Recognizing these factors, businesses like Dadi and Legacy are trying to educate aging millennial men quickly, urging them to bank their younger, more vigorous sperm now for a pregnancy conceived in their future. Probably through IVF.
“Our mission at Dadi is to normalize the conversation around reproductive health,” Dadi’s founder and CEO, Tom Smith, explains to Parentology. “Historically, the concept of infertility is fairly misunderstood. Fifteen percent of couples can’t get pregnant after a year of trying.”
Smith continues, “When seeking fertility assistance, half the time the man is the root cause. Dadi has been very encouraged by helping thousands of proactive men across the country use our services over the last 7 months. We very much expect this trend to continue as men take more proactive steps to understand their fertility.”
How Does This Process Work?
Unlike when women harvest eggs, requiring drugs and invasive procedures, the online and mail-in process for sperm banking is pretty easy.
Dadi, for instance, makes the process about as easy as a home DNA test. Rather than sit in a bland little room with an over-18 magazine, men get a little FDA-licensed kit FedEx’d to their home, complete with space for a collected sample. After that work is done, it’s sealed up and shipped back to Dadi.
Within 24 hours of getting the sample, the sperm is processed and a personalized fertility report is emailed. It includes things like sperm count and motility, plus a sperm swimming video for his viewing pleasure.
Once the sperm is deemed perfect, or at least viable, the deposit is put into three different vials and frozen, providing three chances to fertilize an egg at the time of one’s choosing.
All this convenience and privacy does come at a price, although the sperm storage cost is decidedly less than at fertility clinics. Deposits are stored in a secure lab facility for a price of $9.99/month, or $99.99/year (standard clinic prices for storage can be as high as $1,000/year; Dadi claims it’s 10x more affordable). If you want to make a withdrawal, there’s a $299 withdrawal charge each time. Want to discard it? That’s another $29.99.

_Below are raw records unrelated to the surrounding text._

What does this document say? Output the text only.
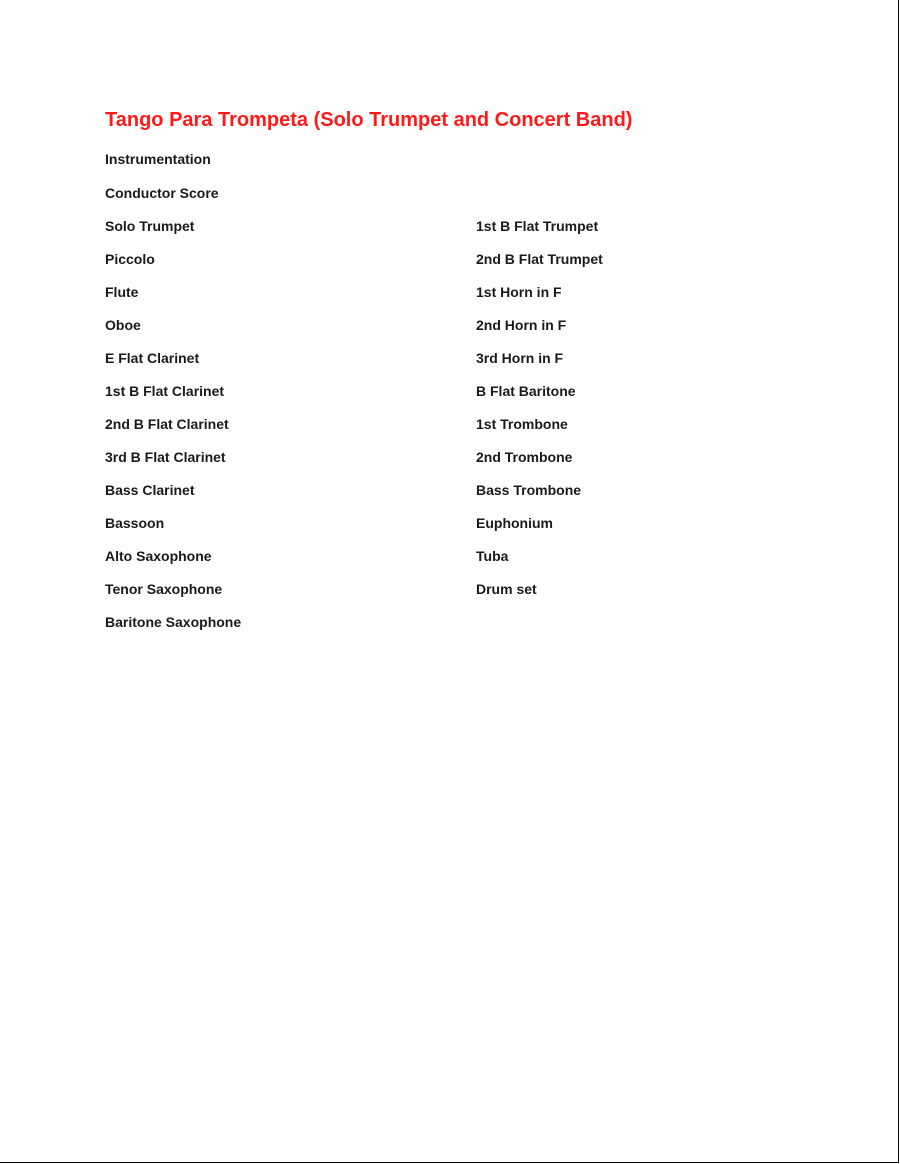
Tango Para Trompeta (Solo Trumpet and Concert Band)

Instrumentation

Conductor Score

Solo Trumpet

Piccolo

Flute

Oboe

E Flat Clarinet

1st B Flat Clarinet

2nd B Flat Clarinet

3rd B Flat Clarinet

Bass Clarinet

Bassoon

Alto Saxophone

Tenor Saxophone

Baritone Saxophone

1st B Flat Trumpet

2nd B Flat Trumpet

1st Horn in F

2nd Horn in F

3rd Horn in F

B Flat Baritone

1st Trombone

2nd Trombone

Bass Trombone

Euphonium

Tuba

Drum set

Dadi insists all information is confidential, and report information is shared with you and no one else. The cryopreservation of the sperm is done in a liquid nitrogen tank at -321 degrees, and identities are tracked throughout the entire process, so your deposit can’t get confused with another guy’s.
Sperm freezing has a pretty good success rate. Dadi claims that, in theory, you could freeze it up to 200 years, although the longest ever reported is over 25 years between deposit and use.

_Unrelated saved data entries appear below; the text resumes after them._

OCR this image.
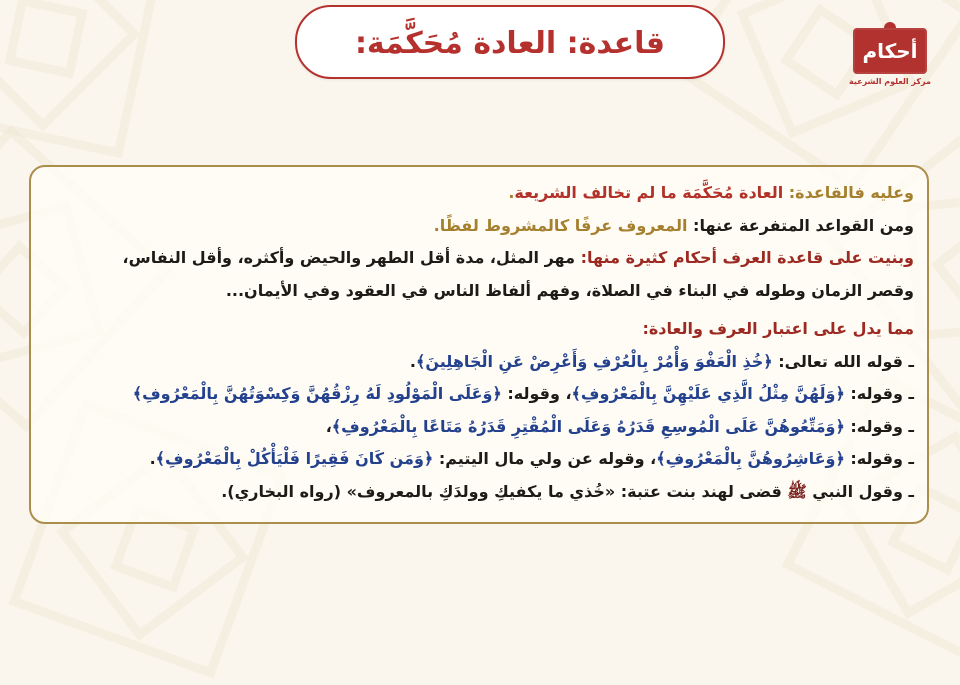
قاعدة: العادة مُحَكَّمَة:	أحكام
مركز العلوم الشرعية
وعليه فالقاعدة: العادة مُحَكَّمَة ما لم تخالف الشريعة.
ومن القواعد المتفرعة عنها: المعروف عرفًا كالمشروط لفظًا.
وبنيت على قاعدة العرف أحكام كثيرة منها: مهر المثل، مدة أقل الطهر والحيض وأكثره، وأقل النفاس،
وقصر الزمان وطوله في البناء في الصلاة، وفهم ألفاظ الناس في العقود وفي الأيمان...
مما يدل على اعتبار العرف والعادة:
ـ قوله الله تعالى: ﴿خُذِ الْعَفْوَ وَأْمُرْ بِالْعُرْفِ وَأَعْرِضْ عَنِ الْجَاهِلِينَ﴾.
ـ وقوله: ﴿وَلَهُنَّ مِثْلُ الَّذِي عَلَيْهِنَّ بِالْمَعْرُوفِ﴾، وقوله: ﴿وَعَلَى الْمَوْلُودِ لَهُ رِزْقُهُنَّ وَكِسْوَتُهُنَّ بِالْمَعْرُوفِ﴾
ـ وقوله: ﴿وَمَتِّعُوهُنَّ عَلَى الْمُوسِعِ قَدَرُهُ وَعَلَى الْمُقْتِرِ قَدَرُهُ مَتَاعًا بِالْمَعْرُوفِ﴾،
ـ وقوله: ﴿وَعَاشِرُوهُنَّ بِالْمَعْرُوفِ﴾، وقوله عن ولي مال اليتيم: ﴿وَمَن كَانَ فَقِيرًا فَلْيَأْكُلْ بِالْمَعْرُوفِ﴾.
ـ وقول النبي ﷺ قضى لهند بنت عتبة: «خُذي ما يكفيكِ وولدَكِ بالمعروف» (رواه البخاري).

Who Might Be Interested in Sperm Banking?
New companies like Dadi and Legacy seem to be focusing their marketing to millennial men who, like their female counterparts, are putting off kids until their 40s. There’s a certain level of scare tactics involved, creating a sense of urgency where, frankly, none might really exist.
Advanced paternal age ranges from 35-45, so don’t expect to see 25-year-olds dishing out $99 a year to freeze their sperm.

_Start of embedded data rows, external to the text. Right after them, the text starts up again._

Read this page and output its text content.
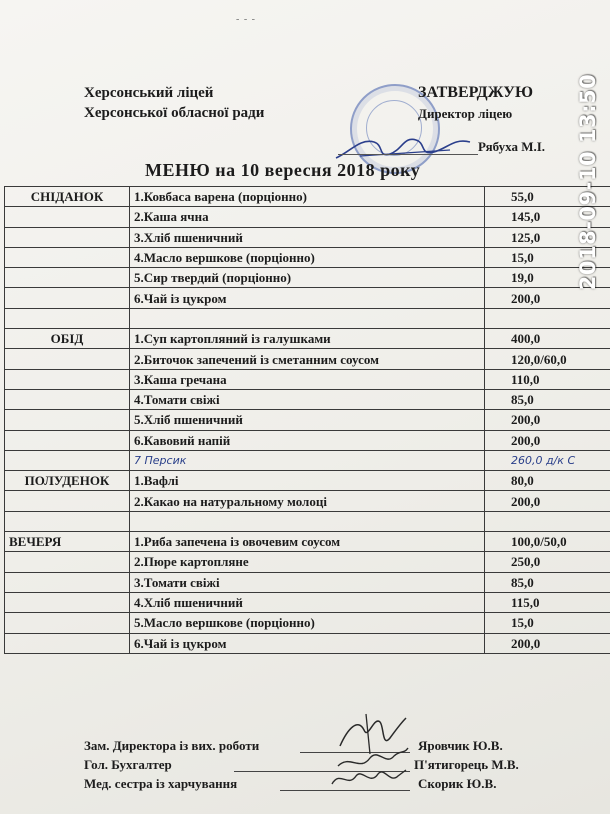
- - -
Херсонський ліцей
Херсонської обласної ради
ЗАТВЕРДЖУЮ
Директор ліцею
Рябуха М.І.
МЕНЮ на 10 вересня 2018 року
СНІДАНОК	1.Ковбаса варена (порціонно)	55,0
	2.Каша ячна	145,0
	3.Хліб пшеничний	125,0
	4.Масло вершкове (порціонно)	15,0
	5.Сир твердий (порціонно)	19,0
	6.Чай із цукром	200,0

ОБІД	1.Суп картопляний із галушками	400,0
	2.Биточок запечений із сметанним соусом	120,0/60,0
	3.Каша гречана	110,0
	4.Томати свіжі	85,0
	5.Хліб пшеничний	200,0
	6.Кавовий напій	200,0
	7 Персик	260,0 д/к С
ПОЛУДЕНОК	1.Вафлі	80,0
	2.Какао на натуральному молоці	200,0

ВЕЧЕРЯ	1.Риба запечена із овочевим соусом	100,0/50,0
	2.Пюре картопляне	250,0
	3.Томати свіжі	85,0
	4.Хліб пшеничний	115,0
	5.Масло вершкове (порціонно)	15,0
	6.Чай із цукром	200,0
2018-09-10 13:50
Зам. Директора із вих. роботи	Яровчик Ю.В.
Гол. Бухгалтер	П'ятигорець М.В.
Мед. сестра із харчування	Скорик Ю.В.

However, for men looking at IVF, surrogacy, or who might be considering gender reassignment but would like their own kids, these new services are a good option. Another market for sperm banking are men about to undergo chemotherapy, which can cause permanent infertility.
These services are cheaper, more private, and keep the process in a judgment-free zone. And, given the popularity of IVF and new types of polygenic scoring for embryos, privacy might be the key to these online storage banks. Because, in a time of increasing insecurity, why leave genetics to mere chance?